House passes same-sex divorce bill in one night – after 1.5 years of waiting
OTTAWA- The NDP is claiming a “little victory” after a government bill addressing same-sex divorce passed in the House of Commons Tuesday night.
The bill, C-32, fixes a legal loophole dealing with residency requirements for foreign same-sex couples married in Canada who want to get divorced. It also ensures all same-sex marriages performed in Canada are valid.
The legislation now makes its way to the Senate, which is still sitting. The House adjourned for the summer Tuesday night.
The bill was introduced by the government a year-and-a-half ago, in reaction to a Toronto court case involving a foreign lesbian couple who were told they could not divorce because they were never legally married in the first place.
It was a point of contention between the Conservatives and NDP, because the government wanted to pass the bill to the Senate by unanimous consent, while the New Democrats were looking for study and debate.
They couldn’t agree on anything until last night.
NDP MP Randall Garrison, his party’s public safety and LGBT critic, said he still does not understand why the bill took so long for the Conservatives to push through.

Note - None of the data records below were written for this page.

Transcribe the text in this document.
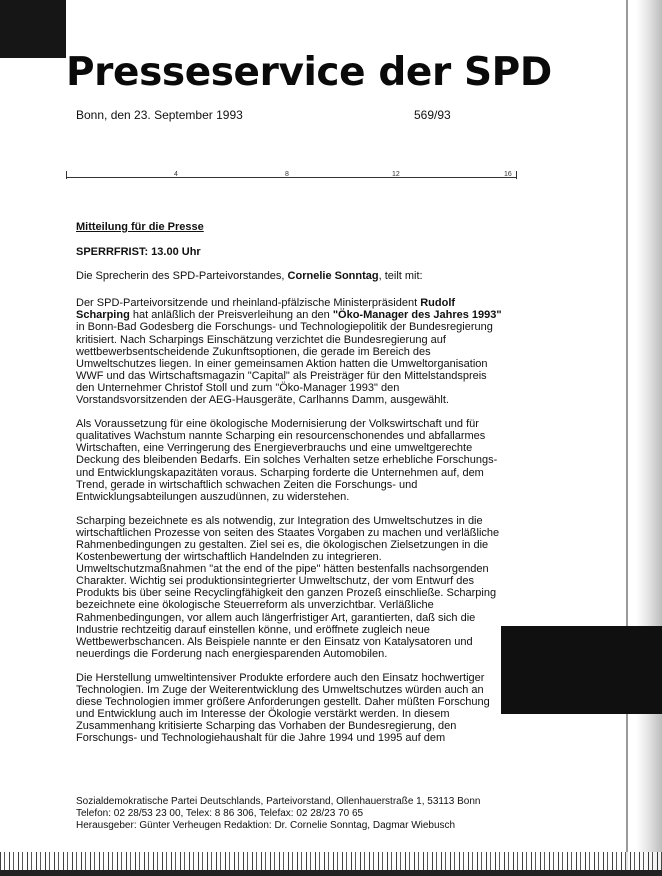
Presseservice der SPD
Bonn, den 23. September 1993	569/93
4	8	12	16

Mitteilung für die Presse

SPERRFRIST: 13.00 Uhr

Die Sprecherin des SPD-Parteivorstandes, Cornelie Sonntag, teilt mit:

Der SPD-Parteivorsitzende und rheinland-pfälzische Ministerpräsident Rudolf Scharping hat anläßlich der Preisverleihung an den "Öko-Manager des Jahres 1993" in Bonn-Bad Godesberg die Forschungs- und Technologiepolitik der Bundesregierung kritisiert. Nach Scharpings Einschätzung verzichtet die Bundesregierung auf wettbewerbsentscheidende Zukunftsoptionen, die gerade im Bereich des Umweltschutzes liegen. In einer gemeinsamen Aktion hatten die Umweltorganisation WWF und das Wirtschaftsmagazin "Capital" als Preisträger für den Mittelstandspreis den Unternehmer Christof Stoll und zum "Öko-Manager 1993" den Vorstandsvorsitzenden der AEG-Hausgeräte, Carlhanns Damm, ausgewählt.

Als Voraussetzung für eine ökologische Modernisierung der Volkswirtschaft und für qualitatives Wachstum nannte Scharping ein resourcenschonendes und abfallarmes Wirtschaften, eine Verringerung des Energieverbrauchs und eine umweltgerechte Deckung des bleibenden Bedarfs. Ein solches Verhalten setze erhebliche Forschungs- und Entwicklungskapazitäten voraus. Scharping forderte die Unternehmen auf, dem Trend, gerade in wirtschaftlich schwachen Zeiten die Forschungs- und Entwicklungsabteilungen auszudünnen, zu widerstehen.

Scharping bezeichnete es als notwendig, zur Integration des Umweltschutzes in die wirtschaftlichen Prozesse von seiten des Staates Vorgaben zu machen und verläßliche Rahmenbedingungen zu gestalten. Ziel sei es, die ökologischen Zielsetzungen in die Kostenbewertung der wirtschaftlich Handelnden zu integrieren. Umweltschutzmaßnahmen "at the end of the pipe" hätten bestenfalls nachsorgenden Charakter. Wichtig sei produktionsintegrierter Umweltschutz, der vom Entwurf des Produkts bis über seine Recyclingfähigkeit den ganzen Prozeß einschließe. Scharping bezeichnete eine ökologische Steuerreform als unverzichtbar. Verläßliche Rahmenbedingungen, vor allem auch längerfristiger Art, garantierten, daß sich die Industrie rechtzeitig darauf einstellen könne, und eröffnete zugleich neue Wettbewerbschancen. Als Beispiele nannte er den Einsatz von Katalysatoren und neuerdings die Forderung nach energiesparenden Automobilen.

Die Herstellung umweltintensiver Produkte erfordere auch den Einsatz hochwertiger Technologien. Im Zuge der Weiterentwicklung des Umweltschutzes würden auch an diese Technologien immer größere Anforderungen gestellt. Daher müßten Forschung und Entwicklung auch im Interesse der Ökologie verstärkt werden. In diesem Zusammenhang kritisierte Scharping das Vorhaben der Bundesregierung, den Forschungs- und Technologiehaushalt für die Jahre 1994 und 1995 auf dem

Sozialdemokratische Partei Deutschlands, Parteivorstand, Ollenhauerstraße 1, 53113 Bonn
Telefon: 02 28/53 23 00, Telex: 8 86 306, Telefax: 02 28/23 70 65
Herausgeber: Günter Verheugen Redaktion: Dr. Cornelie Sonntag, Dagmar Wiebusch
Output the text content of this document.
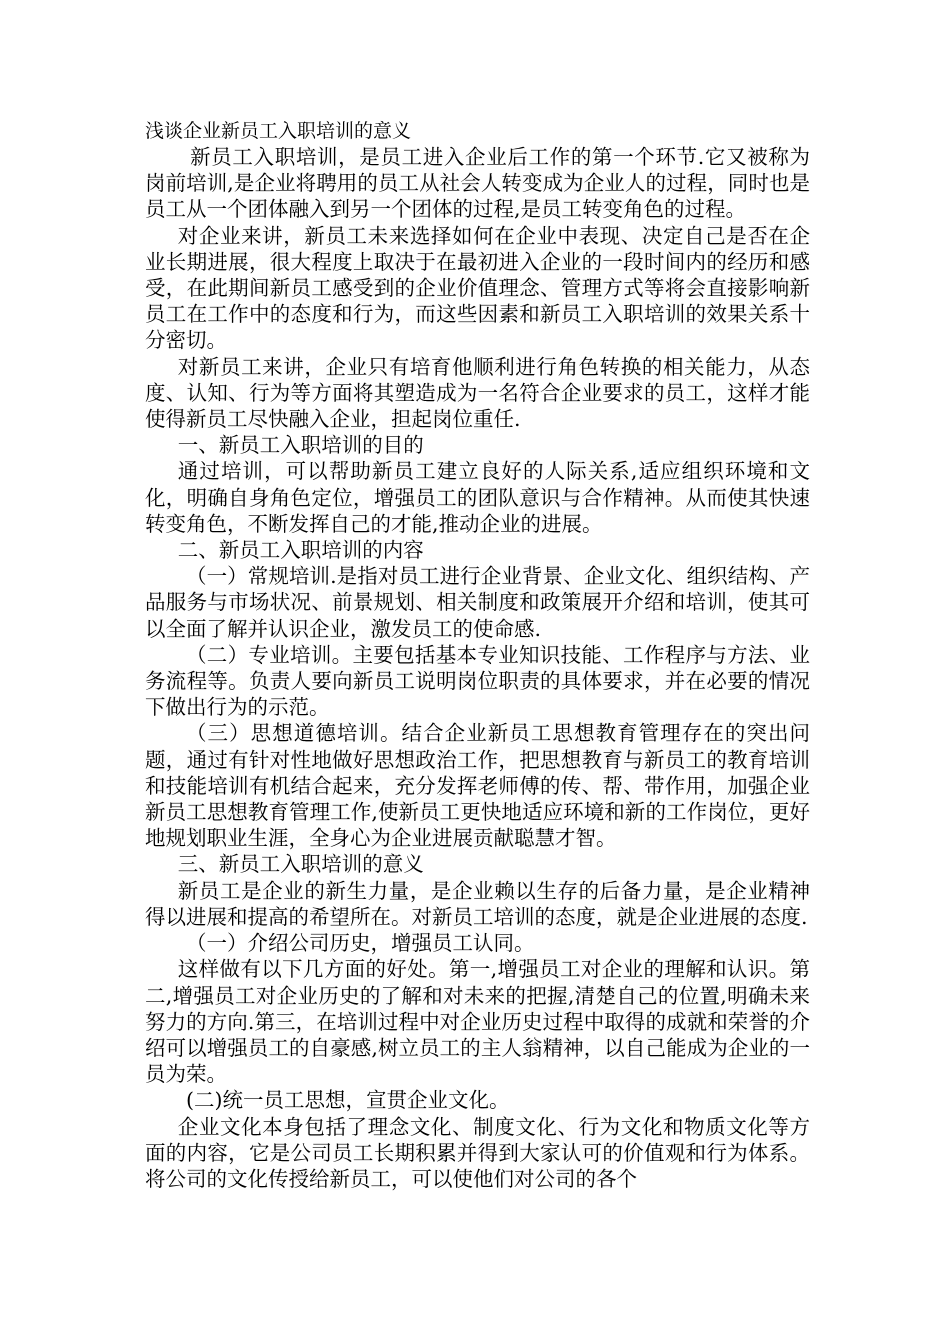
浅谈企业新员工入职培训的意义

新员工入职培训，是员工进入企业后工作的第一个环节.它又被称为岗前培训,是企业将聘用的员工从社会人转变成为企业人的过程，同时也是员工从一个团体融入到另一个团体的过程,是员工转变角色的过程。

对企业来讲，新员工未来选择如何在企业中表现、决定自己是否在企业长期进展，很大程度上取决于在最初进入企业的一段时间内的经历和感受，在此期间新员工感受到的企业价值理念、管理方式等将会直接影响新员工在工作中的态度和行为，而这些因素和新员工入职培训的效果关系十分密切。

对新员工来讲，企业只有培育他顺利进行角色转换的相关能力，从态度、认知、行为等方面将其塑造成为一名符合企业要求的员工，这样才能使得新员工尽快融入企业，担起岗位重任.

一、新员工入职培训的目的

通过培训，可以帮助新员工建立良好的人际关系,适应组织环境和文化，明确自身角色定位，增强员工的团队意识与合作精神。从而使其快速转变角色，不断发挥自己的才能,推动企业的进展。

二、新员工入职培训的内容

（一）常规培训.是指对员工进行企业背景、企业文化、组织结构、产品服务与市场状况、前景规划、相关制度和政策展开介绍和培训，使其可以全面了解并认识企业，激发员工的使命感.

（二）专业培训。主要包括基本专业知识技能、工作程序与方法、业务流程等。负责人要向新员工说明岗位职责的具体要求，并在必要的情况下做出行为的示范。

（三）思想道德培训。结合企业新员工思想教育管理存在的突出问题，通过有针对性地做好思想政治工作，把思想教育与新员工的教育培训和技能培训有机结合起来，充分发挥老师傅的传、帮、带作用，加强企业新员工思想教育管理工作,使新员工更快地适应环境和新的工作岗位，更好地规划职业生涯，全身心为企业进展贡献聪慧才智。

三、新员工入职培训的意义

新员工是企业的新生力量，是企业赖以生存的后备力量，是企业精神得以进展和提高的希望所在。对新员工培训的态度，就是企业进展的态度.

（一）介绍公司历史，增强员工认同。

这样做有以下几方面的好处。第一,增强员工对企业的理解和认识。第二,增强员工对企业历史的了解和对未来的把握,清楚自己的位置,明确未来努力的方向.第三，在培训过程中对企业历史过程中取得的成就和荣誉的介绍可以增强员工的自豪感,树立员工的主人翁精神，以自己能成为企业的一员为荣。

(二)统一员工思想，宣贯企业文化。

企业文化本身包括了理念文化、制度文化、行为文化和物质文化等方面的内容，它是公司员工长期积累并得到大家认可的价值观和行为体系。将公司的文化传授给新员工，可以使他们对公司的各个
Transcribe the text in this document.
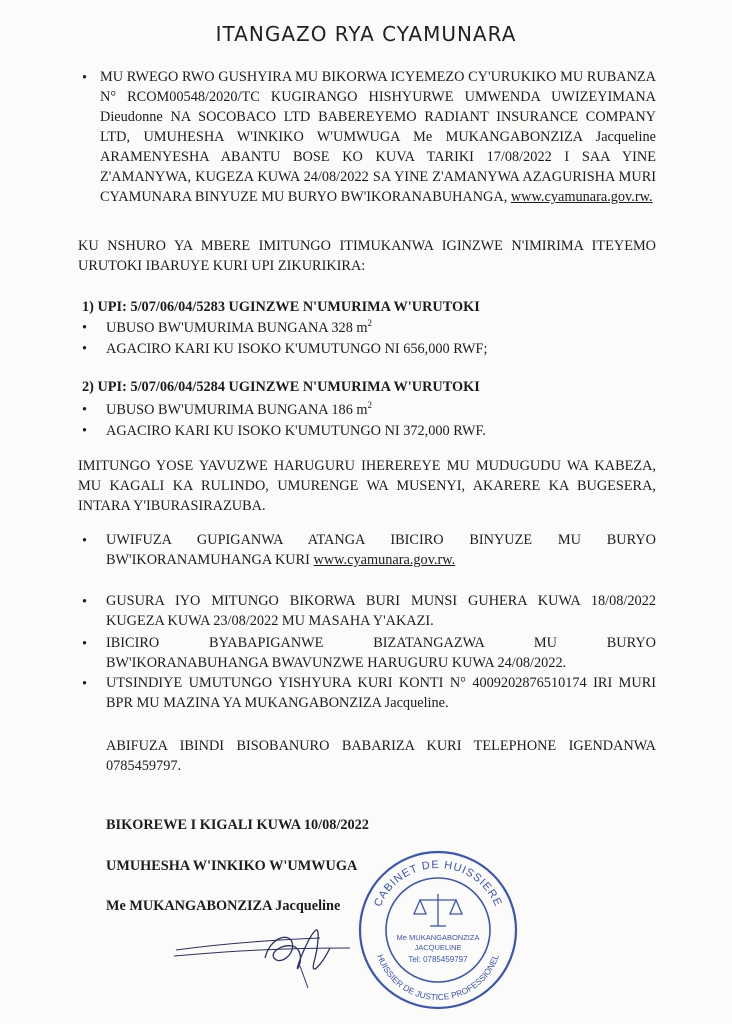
ITANGAZO RYA CYAMUNARA
• MU RWEGO RWO GUSHYIRA MU BIKORWA ICYEMEZO CY'URUKIKO MU RUBANZA N° RCOM00548/2020/TC KUGIRANGO HISHYURWE UMWENDA UWIZEYIMANA Dieudonne NA SOCOBACO LTD BABEREYEMO RADIANT INSURANCE COMPANY LTD, UMUHESHA W'INKIKO W'UMWUGA Me MUKANGABONZIZA Jacqueline ARAMENYESHA ABANTU BOSE KO KUVA TARIKI 17/08/2022 I SAA YINE Z'AMANYWA, KUGEZA KUWA 24/08/2022 SA YINE Z'AMANYWA AZAGURISHA MURI CYAMUNARA BINYUZE MU BURYO BW'IKORANABUHANGA, www.cyamunara.gov.rw.
KU NSHURO YA MBERE IMITUNGO ITIMUKANWA IGINZWE N'IMIRIMA ITEYEMO URUTOKI IBARUYE KURI UPI ZIKURIKIRA:
1) UPI: 5/07/06/04/5283 UGINZWE N'UMURIMA W'URUTOKI
• UBUSO BW'UMURIMA BUNGANA 328 $m^2$
• AGACIRO KARI KU ISOKO K'UMUTUNGO NI 656,000 RWF;
2) UPI: 5/07/06/04/5284 UGINZWE N'UMURIMA W'URUTOKI
• UBUSO BW'UMURIMA BUNGANA 186 $m^2$
• AGACIRO KARI KU ISOKO K'UMUTUNGO NI 372,000 RWF.
IMITUNGO YOSE YAVUZWE HARUGURU IHEREREYE MU MUDUGUDU WA KABEZA, MU KAGALI KA RULINDO, UMURENGE WA MUSENYI, AKARERE KA BUGESERA, INTARA Y'IBURASIRAZUBA.
• UWIFUZA GUPIGANWA ATANGA IBICIRO BINYUZE MU BURYO
BW'IKORANAMUHANGA KURI www.cyamunara.gov.rw.
• GUSURA IYO MITUNGO BIKORWA BURI MUNSI GUHERA KUWA 18/08/2022 KUGEZA KUWA 23/08/2022 MU MASAHA Y'AKAZI.
• IBICIRO BYABAPIGANWE BIZATANGAZWA MU BURYO
BW'IKORANABUHANGA BWAVUNZWE HARUGURU KUWA 24/08/2022.
• UTSINDIYE UMUTUNGO YISHYURA KURI KONTI N° 4009202876510174 IRI MURI BPR MU MAZINA YA MUKANGABONZIZA Jacqueline.
ABIFUZA IBINDI BISOBANURO BABARIZA KURI TELEPHONE IGENDANWA 0785459797.
BIKOREWE I KIGALI KUWA 10/08/2022
UMUHESHA W'INKIKO W'UMWUGA
Me MUKANGABONZIZA Jacqueline	CABINET DE HUISSIERE
HUISSIER DE JUSTICE PROFESSIONEL
Me MUKANGABONZIZA
JACQUELINE
Tel: 0785459797
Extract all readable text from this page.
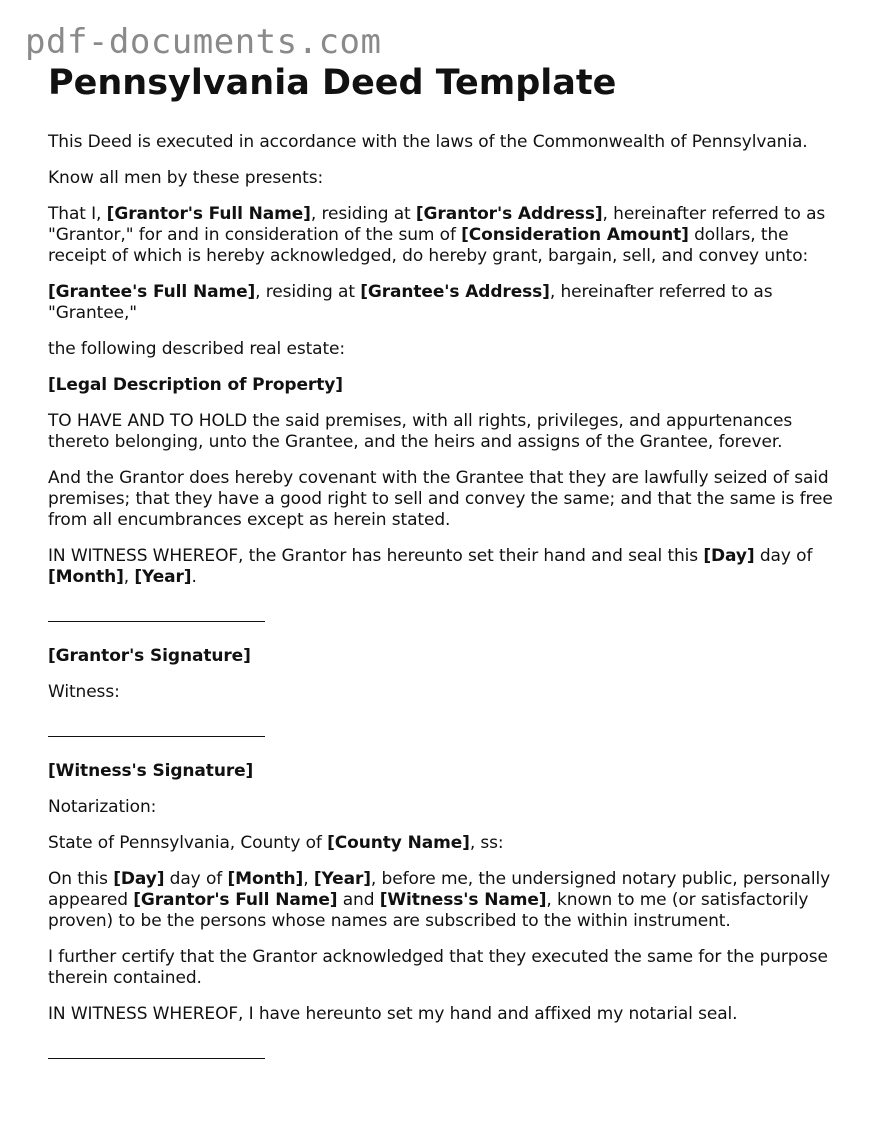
pdf-documents.com
Pennsylvania Deed Template

This Deed is executed in accordance with the laws of the Commonwealth of Pennsylvania.

Know all men by these presents:

That I, [Grantor's Full Name], residing at [Grantor's Address], hereinafter referred to as "Grantor," for and in consideration of the sum of [Consideration Amount] dollars, the receipt of which is hereby acknowledged, do hereby grant, bargain, sell, and convey unto:

[Grantee's Full Name], residing at [Grantee's Address], hereinafter referred to as "Grantee,"

the following described real estate:

[Legal Description of Property]

TO HAVE AND TO HOLD the said premises, with all rights, privileges, and appurtenances thereto belonging, unto the Grantee, and the heirs and assigns of the Grantee, forever.

And the Grantor does hereby covenant with the Grantee that they are lawfully seized of said premises; that they have a good right to sell and convey the same; and that the same is free from all encumbrances except as herein stated.

IN WITNESS WHEREOF, the Grantor has hereunto set their hand and seal this [Day] day of [Month], [Year].

[Grantor's Signature]

Witness:

[Witness's Signature]

Notarization:

State of Pennsylvania, County of [County Name], ss:

On this [Day] day of [Month], [Year], before me, the undersigned notary public, personally appeared [Grantor's Full Name] and [Witness's Name], known to me (or satisfactorily proven) to be the persons whose names are subscribed to the within instrument.

I further certify that the Grantor acknowledged that they executed the same for the purpose therein contained.

IN WITNESS WHEREOF, I have hereunto set my hand and affixed my notarial seal.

“I honestly do not know what took them so long because we could have reached this agreement a year ago,” said Garrison.
“We think of it as a little victory here at the end.”
The bill was one of five passed by the House by a unanimous consent motion Tuesday. Three of the bills, which originated in the Senate, will become law Wednesday. The other two go to the Senate.
The same-sex marriage bill was not studied in committee and adopted by the House in one night.
The Conservatives agreed to adopt one of Garrison’s amendments to the bill that would allow for residents to retrieve court documents in Canada if their home regions don’t legally recognize gay marriage.
But the government did not accept the NDP amendment for courts to deal with custody issues, pointing out foreign same-sex couples can still attend arbitration.
Garrison speculated that the Conservatives did not want some of their own members voting on the bill and that’s why it took them so long to move it through.
But a spokeswoman for Justice Minister Rob Nicholson said it was the NDP who stalled the process.
“When our government tabled this legislation, we made it clear at the time that we had no intention of reopening the same sex marriage debate, but we would fix the gap left in the law resulting from changes made by the Liberals in 2005,” Julie Di Mambro said in an email.
“We acted in good faith and put forward a speedy fix that would eliminate the gap in the law.”
She said Van Loan sought several times to obtain unanimous consent from the opposition to pass the legislation.
“We are pleased that the NDP have finally agreed to work with the government,” she said.
“Both the Prime Minister and the Minister have been clear that we consider this debate to be closed.”
The other government bill that passed to the Senate Tuesday night was C-54, which amends the government’s not criminally responsible legislation – despite questions around the Conservatives’ disclosure of accurate data.
Speaker Andrew Scheer is set to rule on a question of privilege about the data raised in the House by Liberal Ted Hsu when Parliament resumes in the fall.
The decision by the House to adjourn for the summer a few days early also nixed Conservative efforts to amend a private member’s bill to strip Canadian citizenship from dual nationals convicted of terrorist acts.
The bill originally sought to remove citizenship only from dual nationals who commit acts of war against the Canadian military.
But after a Canadian with dual citizenship was suspected of involvement in a bus bombing in Bulgaria, the government decided to expand the legislation.
The New Democrats opposed the change and engaged in a filibuster at committee until the clock ran out.
NDP Leader Tom Mulcair calls the bill an odious piece of work while the Tories accuse the NDP of supporting the rights of terrorists.